プラグインハイブリッド(PHV)で世界一売れている車「アウトランダーPHEV」
三菱自動車のラインナップの中で世界中から高い評価を受けているのがアウトランダーPHEVだったりする。実際、電気自動車として十分な航続距離を持つ実用的なPHV(プラグインハイブリッド車=50km程度の距離なら電気だけで走れ、それ以上の距離になったらエンジンで走る車両)としては、世界一売れているのだった。なんせ満充電しておけば電気だけで40km~50km走れ、夜間電力契約だと100円以下。この距離、ガソリン車ならリッターあたり15km/L走る燃費の良いSUVでも400円掛かる。しかも電気自動車モードの時は静かで快適。価格は補助金を使えばフル装備車で360万円程度(自動車税免税の地域も多い)。内容を考えればお買い得だ。
私も後期型のアウトランダーPHEVに乗っており、かつてないほど高い満足度を得られている。本来なら日本市場でもたくさん売れて当然だと思うけれど、いかんせん不正問題以降、三菱自動車のイメージが薄すぎる。良いクルマなのに売れない、という「もったいないスパイラル」に入り込んでしまってます。
2019年型アウトランダーPHEVの改良点を見ていこう
前置きが長くなった。三菱自動車としても「このあたりで本格的なテコ入れをしたい」ということなんだろう。 1回目のマイナーチェンジではエクステリアや車両の質感を向上させてきいたが、今回エンジンやモーター、バッテリーを含むパワーユニットまで大がかりなリニューアルをしてきた。依然として優れた環境&経済性能を持つSUVで世界唯一の存在になりそう。まずエンジン。これまで少しだけ燃費の良い2000ccの4気筒エンジンを搭載していた。絶対的な出力も静粛性も”ほぼ”問題無いと思えるが「もっと良くしたい」ということで、出力を10%アップした上、2400ccの燃費を重視したアトキンソンサイクルに換装。電池搭載量も15%増やしてきた。全て性能向上に直結するスペックである。
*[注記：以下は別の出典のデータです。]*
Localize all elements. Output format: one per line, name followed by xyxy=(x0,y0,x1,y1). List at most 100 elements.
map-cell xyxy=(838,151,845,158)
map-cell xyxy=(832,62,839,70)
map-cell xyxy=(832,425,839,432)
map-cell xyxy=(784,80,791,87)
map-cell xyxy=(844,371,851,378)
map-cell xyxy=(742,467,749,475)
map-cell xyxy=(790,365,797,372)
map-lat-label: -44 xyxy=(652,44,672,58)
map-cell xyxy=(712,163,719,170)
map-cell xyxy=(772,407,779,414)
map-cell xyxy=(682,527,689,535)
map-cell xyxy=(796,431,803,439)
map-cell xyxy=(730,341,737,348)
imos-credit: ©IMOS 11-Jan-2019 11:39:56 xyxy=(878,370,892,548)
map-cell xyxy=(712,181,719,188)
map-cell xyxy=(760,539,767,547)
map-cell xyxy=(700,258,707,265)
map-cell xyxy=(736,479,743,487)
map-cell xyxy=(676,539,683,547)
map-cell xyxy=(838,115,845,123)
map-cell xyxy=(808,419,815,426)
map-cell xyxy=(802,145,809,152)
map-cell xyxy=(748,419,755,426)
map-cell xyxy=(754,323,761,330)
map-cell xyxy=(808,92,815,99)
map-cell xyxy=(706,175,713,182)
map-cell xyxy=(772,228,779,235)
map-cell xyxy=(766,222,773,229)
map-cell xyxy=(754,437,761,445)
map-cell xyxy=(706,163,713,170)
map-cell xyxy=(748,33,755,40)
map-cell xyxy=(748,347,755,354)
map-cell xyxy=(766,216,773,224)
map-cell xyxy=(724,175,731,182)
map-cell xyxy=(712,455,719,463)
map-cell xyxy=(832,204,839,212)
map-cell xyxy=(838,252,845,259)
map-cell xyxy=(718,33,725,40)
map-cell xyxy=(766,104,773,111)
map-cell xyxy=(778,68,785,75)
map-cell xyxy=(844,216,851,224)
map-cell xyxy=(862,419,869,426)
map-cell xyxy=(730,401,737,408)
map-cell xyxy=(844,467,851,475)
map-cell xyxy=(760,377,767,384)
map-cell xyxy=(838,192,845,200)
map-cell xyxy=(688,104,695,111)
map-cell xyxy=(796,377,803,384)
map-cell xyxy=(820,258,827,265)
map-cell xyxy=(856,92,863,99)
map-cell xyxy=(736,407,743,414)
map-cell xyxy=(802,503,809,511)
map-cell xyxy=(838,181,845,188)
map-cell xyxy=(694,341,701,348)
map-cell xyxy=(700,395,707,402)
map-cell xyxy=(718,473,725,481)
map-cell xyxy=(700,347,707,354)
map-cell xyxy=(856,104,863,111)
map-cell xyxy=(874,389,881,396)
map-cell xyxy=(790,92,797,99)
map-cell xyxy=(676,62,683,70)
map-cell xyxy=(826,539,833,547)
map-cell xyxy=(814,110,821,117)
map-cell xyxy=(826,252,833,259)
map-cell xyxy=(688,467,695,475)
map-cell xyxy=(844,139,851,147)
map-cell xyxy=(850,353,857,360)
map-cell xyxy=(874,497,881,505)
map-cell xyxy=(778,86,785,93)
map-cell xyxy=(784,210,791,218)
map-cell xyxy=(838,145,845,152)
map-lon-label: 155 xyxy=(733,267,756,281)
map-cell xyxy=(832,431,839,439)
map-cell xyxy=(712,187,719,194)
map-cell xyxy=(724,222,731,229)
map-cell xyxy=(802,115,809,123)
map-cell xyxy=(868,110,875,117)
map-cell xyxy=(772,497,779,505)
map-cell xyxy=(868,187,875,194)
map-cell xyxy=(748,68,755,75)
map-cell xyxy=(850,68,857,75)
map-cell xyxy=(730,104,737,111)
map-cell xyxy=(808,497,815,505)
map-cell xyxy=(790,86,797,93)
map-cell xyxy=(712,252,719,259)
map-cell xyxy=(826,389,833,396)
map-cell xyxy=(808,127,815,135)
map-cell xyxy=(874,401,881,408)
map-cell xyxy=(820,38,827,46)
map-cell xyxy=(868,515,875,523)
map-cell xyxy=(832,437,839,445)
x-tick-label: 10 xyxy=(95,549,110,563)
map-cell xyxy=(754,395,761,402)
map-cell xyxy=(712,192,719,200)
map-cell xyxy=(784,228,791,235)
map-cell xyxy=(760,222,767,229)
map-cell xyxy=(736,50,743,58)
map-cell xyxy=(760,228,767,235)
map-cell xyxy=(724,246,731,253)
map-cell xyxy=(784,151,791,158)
雪道を試乗。スポーティになったほか、電気走行時の航続距離も燃費も改善
雪道ながら試乗してみると、エンジンは一段と静かになっており、おそらく一般道なら掛かっていることもわからないと思えるレベル(現在販売されているモデルですら判別しにくい)。アクセルを開けた時の反応は10%以上鋭くなっているということで、只でさえストレスを感じない現行モデルより一段とスポーティになった。参考までに書いておくと、フル充電時の実用的な電気自動車航続距離は、現在のモデルで前出の通り40~50km(乗り方によって差が出る。私の場合、50kmくらい走る)。それが新型だと45~60kmくらいまで伸びるという。電気料金は100円から115円になる程度。エンジンで走る時の実用燃費も10%以上向上していると言うから文句なし。
乗り心地の質感も良くなったことが一番の驚き
パワーユニットもさることながら、個人的には乗り心地の質感が良くなっていることに驚いた。現行型アウトランダーPHEVの最大にして唯一の弱点は乗り心地の悪さ。私は辛抱出来ず、サスペンションを改良した。開発チームも認識しているようで、ボディの剛性感やダンパーそのものを大容量化して対策したという。結果、ガタガタの雪道で現行モデルと乗り比べると、ハッキリと改善されていた。詳細は一般道で試乗してから判断したいが、デビュー当初からの課題だった乗り心地の悪さを克服出来たら、一段と魅力的なクルマになると思う。ちなみに雪道でのハンドリングは、マイナーチェンジした1年後の小改良モデル(2017年2月)以降、大幅に改善されており今回も楽しめた。